= Josateki Vula =

Fijian politician

Josateki Vula is a former Fijian politician, who served in the House of Representatives from 2001 to 2006. He represented the Bua Fijian Communal Constituency, which he won for the Conservative Alliance (CAMV) in the parliamentary election of September 2001, defeating the incumbent Mitieli Bulanauca of the Soqosoqo Duavata ni Lewenivanua Party (SDL). He was the only Conservative Alliance MP who had not been charged over the 2000 Fijian coup d'état.

Vula took a vocal stand against what he saw as interference in the political process by the military.
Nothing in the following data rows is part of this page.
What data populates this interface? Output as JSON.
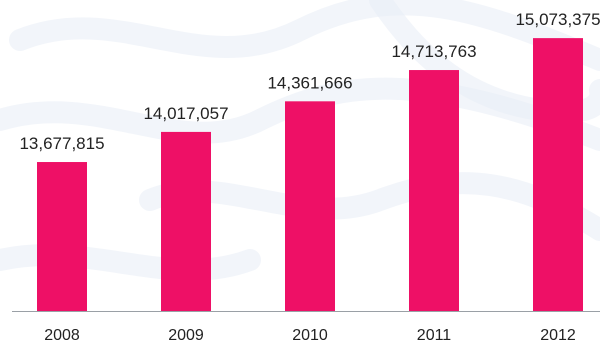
{
  "chart_data": {
    "type": "bar",
    "categories": [
      "2008",
      "2009",
      "2010",
      "2011",
      "2012"
    ],
    "values": [
      13677815,
      14017057,
      14361666,
      14713763,
      15073375
    ],
    "value_labels": [
      "13,677,815",
      "14,017,057",
      "14,361,666",
      "14,713,763",
      "15,073,375"
    ],
    "title": "",
    "xlabel": "",
    "ylabel": "",
    "ylim": [
      12000000,
      15300000
    ],
    "grid": false,
    "legend": "none"
  },
  "colors": {
    "bar": "#EE1066",
    "axis": "#9aa0a6",
    "text": "#222222",
    "watermark": "#e8edf5"
  }
}
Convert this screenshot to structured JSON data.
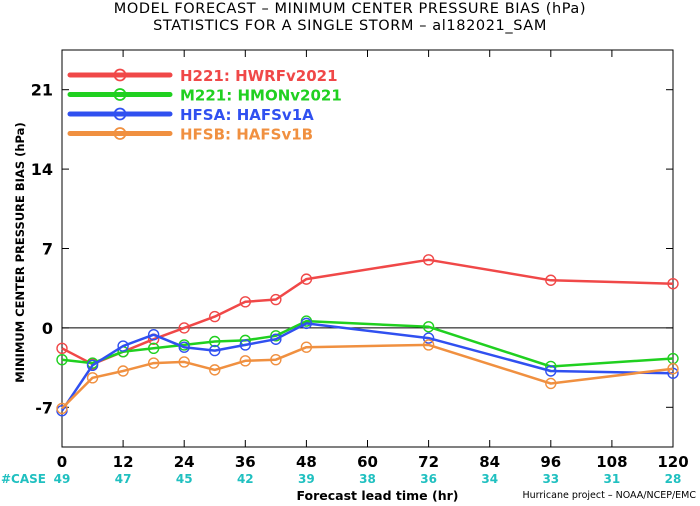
{
  "chart_data": {
    "type": "line",
    "title": "MODEL FORECAST – MINIMUM CENTER PRESSURE BIAS (hPa)",
    "subtitle": "STATISTICS FOR A SINGLE STORM – al182021_SAM",
    "xlabel": "Forecast lead time (hr)",
    "ylabel": "MINIMUM CENTER PRESSURE BIAS (hPa)",
    "xlim": [
      0,
      120
    ],
    "ylim": [
      -10.5,
      24.5
    ],
    "x_ticks": [
      0,
      12,
      24,
      36,
      48,
      60,
      72,
      84,
      96,
      108,
      120
    ],
    "y_ticks": [
      -7,
      0,
      7,
      14,
      21
    ],
    "zero_line": true,
    "legend_position": "top-left",
    "case_label": "#CASE",
    "case_counts": [
      49,
      47,
      45,
      42,
      39,
      38,
      36,
      34,
      33,
      31,
      28
    ],
    "case_color": "#20c0c0",
    "series": [
      {
        "name": "H221: HWRFv2021",
        "color": "#f04848",
        "x": [
          0,
          6,
          12,
          18,
          24,
          30,
          36,
          42,
          48,
          72,
          96,
          120
        ],
        "y": [
          -1.8,
          -3.2,
          -2.1,
          -1.0,
          0.0,
          1.0,
          2.3,
          2.5,
          4.3,
          6.0,
          4.2,
          3.9
        ]
      },
      {
        "name": "M221: HMONv2021",
        "color": "#20d020",
        "x": [
          0,
          6,
          12,
          18,
          24,
          30,
          36,
          42,
          48,
          72,
          96,
          120
        ],
        "y": [
          -2.8,
          -3.1,
          -2.1,
          -1.8,
          -1.5,
          -1.2,
          -1.1,
          -0.7,
          0.6,
          0.1,
          -3.4,
          -2.7
        ]
      },
      {
        "name": "HFSA: HAFSv1A",
        "color": "#3050f0",
        "x": [
          0,
          6,
          12,
          18,
          24,
          30,
          36,
          42,
          48,
          72,
          96,
          120
        ],
        "y": [
          -7.3,
          -3.3,
          -1.6,
          -0.6,
          -1.7,
          -2.0,
          -1.5,
          -1.0,
          0.4,
          -0.9,
          -3.8,
          -4.0
        ]
      },
      {
        "name": "HFSB: HAFSv1B",
        "color": "#f09040",
        "x": [
          0,
          6,
          12,
          18,
          24,
          30,
          36,
          42,
          48,
          72,
          96,
          120
        ],
        "y": [
          -7.1,
          -4.4,
          -3.8,
          -3.1,
          -3.0,
          -3.7,
          -2.9,
          -2.8,
          -1.7,
          -1.5,
          -4.9,
          -3.6
        ]
      }
    ]
  },
  "credit": "Hurricane project – NOAA/NCEP/EMC"
}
On 6 December 2004, he criticized the Military Commander, Commodore Frank Bainimarama, for allegedly trying to influence the appointment of a new Vice-President to replace Ratu Jope Seniloli, who had resigned in the wake of his imprisonment on charges related to the Fiji coup of 2000. Vula told the Fiji Sun that if Bainimarama wanted political power, he ought to resign from the military and join a political party.

Vula refused to join the Soqosoqo Duavata ni Lewenivanua (SDL) Party, into which the CAMV decided to merge in February 2006 and contested the 2006 Fijian general election held on 6–13 May as an independent candidate. His bid was unsuccessful, attracting only 146 votes out of more than 5,000 votes cast, and the seat returned to his predecessor, Mitieli Bulanauca.